Dieser erste Vorstoß gegen die Preisexplosion brachte keine Veränderung auf dem Wohnungsmarkt. Warum, liegt auf der Hand: Der Staat verfügt in den relevanten Regionen selbst kaum über Baulandreserven, um mäßigend auf die Marktpreise wirken zu können. Und dort, wo die öffentliche Hand über Flächen verfügt, auf dem Kirchberg etwa, erlaubt sie staatlich subventionierten Institutionen wie dem „Fonds d’Urbanisation du Kirchberg“ diese an den Meistbietenden zu verkaufen. Sollte für den Verkauf dieser Immobilien etwa das Argument der „sozialen Durchmischung“ gelten, mit dem Wohnungsbauminister Fernand Boden und der Direktor des „Fonds du logement de côut modéré“ jüngst die Versteigerung von 27 Appartements in auf der „Eecher Schmelz“ rechtfertigte? Die neue Offensive gegen Bauspekulation, da ist dem LSAP-Abgeordneten Mars di Bartolomeo zuzustimmen, wird unglaubwürdig, wenn der Staat mit gleichen, preissteigernden Methoden zu Felde zieht.
Dass die ImmobilienbesitzerInnen durch Steuergeschenke zum Verkauf „verführt“ werden sollen, macht Sinn – vor dem Hintergrund einer Wohnungsbauministers, welcher entscheidende Jahre für den Aufbau eines soliden staatlichen Wohnungsangebots verschlafen hat und es bis heute versäumt, den typisch luxemburgischen Wunsch nach einem Eigenheim zu hinterfragen. Statt konsequent dafür Sorge zu tragen, dass Kommunen mehr Handlungsfreiheit in Sachen Wohnungspolitik erhalten – mittels Vorkaufsrechten und ausreichender staatlicher Unterstützung bei den Folgekosten für Schulen, Kanalisation, Freizeiteinrichtungen etc. -, wird lieber der ohnehin begrenzte finanzielle Spielraum vieler Gemeinden mit unsinnigen Steuergeschenken weiter verengt. Längst überfällige, regulierende Maßnahmen, zum Beispiel eine wirksame Strafsteuer auf spekulativen Grundstücksbesitz, werden mit populistischen Worten verteufelt. Die immanente Botschaft der großzügigen Steuerreform von 2002 – noch mehr Wohlstand für Auserwählte – trägt aber unter anderem genau zu jenem Phänomen bei, welches eine kritische Architektin einmal als „alles bremsenden Wohlstandsegoismus“ bezeichnete.
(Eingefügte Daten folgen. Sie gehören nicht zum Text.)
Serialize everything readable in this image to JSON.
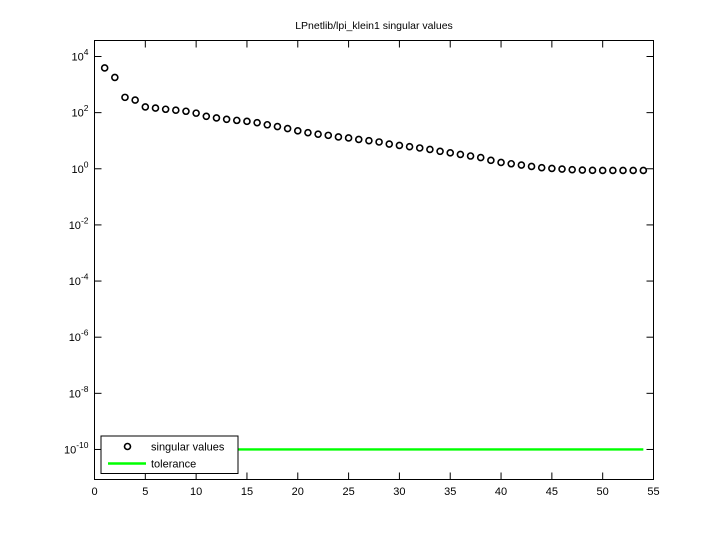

Da wundert es wenig, wenn kein Gemeindepolitiker es wagt, die bestehenden Gesetze konsequent anzuwenden und des Luxemburgers liebstes Kind, das Eigentum, anzurühren. Gegen die Wohnungsmisere ist aber mehr gefragt als ministerielle Briefe an die Kommunen mit dem Hinweis auf (alte) rechtliche Möglichkeiten und ein halbherziger, vorrangig auf die Förderung künftiger EigenheimbesitzerInnen ausgerichteter „Aktionsplan“: Um das gesellschaftliche Klima zu verändern, bedarf es neben neuer (Wohn- und Lebens-)Visionen auf Regierungsebene vor allem einer soliden, aufklärerischen Zusammenarbeit zwischen den verschiedenen AkteurInnen (Gemeinden, öffentliche und private Bauträger, BesitzerInnen) sowie eines konzeptuell fundierten „Tatendrangs“. Den Beweis, sich derart einzubringen, ist der zuständige Minister trotz achtjähriger Amtszeit bis heute schuldig geblieben.